DRG Clinical Appeals Specialist

DRG Clinical Appeals Specialist

Job Details - Full Time

Job Description:

The DRG Clinical Appeals Specialist performs reviews of inpatient DRG payer denials on behalf of our hospital clients. Responsibilities include reviewing denial letters, determination and data entry of audit recommendations, and responsibility for professional and effective appeal responses that are submitted timely under payer deadlines.

Job Responsibilities:

  • Performs comprehensive reviews of inpatient medical records to validate the MS/APR DRGs assigned for Medicare, Medicaid and Commercial claims.
  • Validates that all ICD-10-CM/PCS, discharge disposition codes, and Hospital Acquired Condition (HAC), Present on Admission (POA) indicators impacting payment are documented, clinically supported based on current clinical validation criteria, and assigned following Official Coding Guidelines.
  • Utilizes audit reference tools and applications (e.g., proprietary denials management tracking file, TruCode and references).
  • Reviews denial letters rationale and formulates custom appeal response letters utilizing strong critical thinking skills to independently assess cases. Constructs a fact-based appeal utilizing compelling clinical evidence from the medical record; supported by current industry clinical guidelines, evidence-based medicine, and official coding guidelines. Applies strong writing and grammar skills to formulate professional appeal letters that clearly support each appeal argument. 
  • Constructs an educational review results letter for the client when the appeal was justified.
  • Accurately abstracts denial audit findings into our proprietary application in accordance with standard procedures.
  • Maintains subject matter expertise in clinical validation criteria and practices, ICD-10-CM/PCS code sets, coding guidelines, clinical documentation integrity, and inpatient payment methodologies.
  • Attends continuing education workshops, webinars, etc., for coding and documentation integrity and compliance.
  • Completes inpatient record reviews for accuracy of coding, adequacy of documentation to support optimal DRG assignment as well as appropriate credit for risk adjustment.  These duties are assigned as time allows, based on the volume of denial work.
  • Other responsibilities as assigned. Duties may be subject to change at any time at the discretion of management, formally or informally, verbally or in writing.

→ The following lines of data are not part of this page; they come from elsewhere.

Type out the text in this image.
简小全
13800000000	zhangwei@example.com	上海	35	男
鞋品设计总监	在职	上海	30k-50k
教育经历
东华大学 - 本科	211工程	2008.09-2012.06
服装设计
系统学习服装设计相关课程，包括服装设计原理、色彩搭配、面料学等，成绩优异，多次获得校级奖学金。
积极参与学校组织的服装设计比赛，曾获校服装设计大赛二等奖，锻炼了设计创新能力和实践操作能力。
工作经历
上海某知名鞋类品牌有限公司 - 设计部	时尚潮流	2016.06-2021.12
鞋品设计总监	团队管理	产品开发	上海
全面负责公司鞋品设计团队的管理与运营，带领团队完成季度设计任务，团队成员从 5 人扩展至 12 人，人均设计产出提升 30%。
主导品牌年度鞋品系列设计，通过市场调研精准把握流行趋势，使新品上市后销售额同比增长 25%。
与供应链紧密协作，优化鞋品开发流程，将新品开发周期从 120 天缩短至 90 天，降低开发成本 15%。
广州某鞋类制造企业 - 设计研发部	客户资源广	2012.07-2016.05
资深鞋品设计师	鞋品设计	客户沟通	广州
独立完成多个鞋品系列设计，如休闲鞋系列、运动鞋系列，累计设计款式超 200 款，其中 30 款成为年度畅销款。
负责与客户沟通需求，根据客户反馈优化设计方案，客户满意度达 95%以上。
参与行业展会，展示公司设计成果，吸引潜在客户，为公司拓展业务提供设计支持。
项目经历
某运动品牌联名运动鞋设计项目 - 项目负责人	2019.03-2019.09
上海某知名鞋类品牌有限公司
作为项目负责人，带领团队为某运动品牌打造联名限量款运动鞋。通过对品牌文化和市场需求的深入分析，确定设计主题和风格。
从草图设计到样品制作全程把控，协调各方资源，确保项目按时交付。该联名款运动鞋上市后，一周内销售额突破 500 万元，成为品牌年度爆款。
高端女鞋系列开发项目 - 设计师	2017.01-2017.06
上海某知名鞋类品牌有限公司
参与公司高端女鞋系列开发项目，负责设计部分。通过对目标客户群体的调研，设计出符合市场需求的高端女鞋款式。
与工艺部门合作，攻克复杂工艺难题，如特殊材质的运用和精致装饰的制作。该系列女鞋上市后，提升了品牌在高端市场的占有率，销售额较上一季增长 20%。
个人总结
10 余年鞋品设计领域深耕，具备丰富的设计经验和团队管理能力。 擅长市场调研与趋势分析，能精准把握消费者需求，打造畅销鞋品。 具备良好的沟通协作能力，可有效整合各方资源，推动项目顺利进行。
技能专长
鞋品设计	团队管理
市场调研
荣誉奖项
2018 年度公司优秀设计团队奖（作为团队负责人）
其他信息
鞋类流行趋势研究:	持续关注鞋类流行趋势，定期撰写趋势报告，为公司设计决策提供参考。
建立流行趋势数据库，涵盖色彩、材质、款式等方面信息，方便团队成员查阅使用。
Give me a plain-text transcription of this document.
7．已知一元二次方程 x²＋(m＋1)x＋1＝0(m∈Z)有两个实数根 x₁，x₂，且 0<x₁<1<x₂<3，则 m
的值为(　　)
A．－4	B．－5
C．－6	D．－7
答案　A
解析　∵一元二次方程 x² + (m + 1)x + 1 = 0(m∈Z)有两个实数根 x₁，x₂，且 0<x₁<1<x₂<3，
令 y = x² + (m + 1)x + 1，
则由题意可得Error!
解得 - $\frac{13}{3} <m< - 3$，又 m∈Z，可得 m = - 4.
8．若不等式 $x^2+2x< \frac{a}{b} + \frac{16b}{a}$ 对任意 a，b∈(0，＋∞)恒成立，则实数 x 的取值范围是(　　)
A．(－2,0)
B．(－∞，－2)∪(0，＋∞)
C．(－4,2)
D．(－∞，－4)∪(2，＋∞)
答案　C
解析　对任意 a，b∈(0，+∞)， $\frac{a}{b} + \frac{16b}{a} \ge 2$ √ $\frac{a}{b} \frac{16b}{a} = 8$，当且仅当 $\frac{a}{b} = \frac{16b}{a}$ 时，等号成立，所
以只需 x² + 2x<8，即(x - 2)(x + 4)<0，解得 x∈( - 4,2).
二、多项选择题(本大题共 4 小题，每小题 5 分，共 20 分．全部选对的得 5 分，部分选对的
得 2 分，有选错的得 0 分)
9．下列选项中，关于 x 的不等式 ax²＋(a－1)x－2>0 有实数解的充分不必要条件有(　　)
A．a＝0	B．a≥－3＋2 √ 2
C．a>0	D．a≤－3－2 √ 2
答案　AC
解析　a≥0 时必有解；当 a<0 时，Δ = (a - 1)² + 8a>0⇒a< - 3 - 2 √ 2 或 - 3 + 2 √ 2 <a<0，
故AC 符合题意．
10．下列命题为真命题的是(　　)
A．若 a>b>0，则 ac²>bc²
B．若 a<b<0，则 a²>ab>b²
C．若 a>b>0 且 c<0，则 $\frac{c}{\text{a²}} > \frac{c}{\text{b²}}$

  • Extensive Inpatient Coding Skills. Possess regulatory ICD-10-CM/PCS coding expertise coupled with subject matter expertise in MS/APR DRG payment methodologies, including Hospital Acquired Conditions (HACs), POA assignment, and Discharge Disposition codes.
  • Clinical Validation Skills. Demonstrate the ability to identify, apply, and validate the use of current industry standard clinical indicators, risk factors and treatment protocols used in clinical validation of payment impacting code assignment. Solid command of anatomy, physiology, pathology, laboratory, imaging, pharmacology, disease assessment, management and treatment is required.
  • Critical Thinking. Actively and skillfully conceptualizes, applies, analyzes, synthesizes, and evaluates information as a guide to validate audit results.
  • Adaptability. Maintains effectiveness when experiencing changes in work tasks or the work environment; adapts to change in environment and/or circumstances with a positive outlook and adjusts effectively to work within new work structures, processes, requirements, or cultures.
  • Initiative. Is proactive and self-directed. Shows initiative and responsibility in taking the necessary steps towards problem resolution. Is self-sufficient and does not need to rely on others to complete a job.
  • Performance. Meets or exceeds both production and quality expectations while performing complex medical record audits. Able to execute under pressure of time constraints and while managing multiple responsibilities.
  • Planning and Organization. Proactively prioritizes initiatives, effectively manages resources and can multi-task. Actively manages their work assignments and seeks additional tasks when appropriate.
  • Communication Skills. Communicates clearly, proactively, and concisely with all key stakeholders. Excellent written and verbal communication skills. Writes clear, compelling, accurate, and concise rationales in support of findings and successfully crafts appeal letters with precise logic.
  • Curious and Detailed Oriented. Actively seek out new ideas, possibilities, and answers to the tough questions. Pays meticulous attention to detail, identifies inaccurate code assignment, mines medical records for all relevant and supporting evidence, intuitively understands appeal strategies and conscientiously follows all steps in the audit and appeals process. Committed to life-long learning.
  • PC Skills. Demonstrates proficiency in Microsoft Office and Teams, and navigating various EHRs.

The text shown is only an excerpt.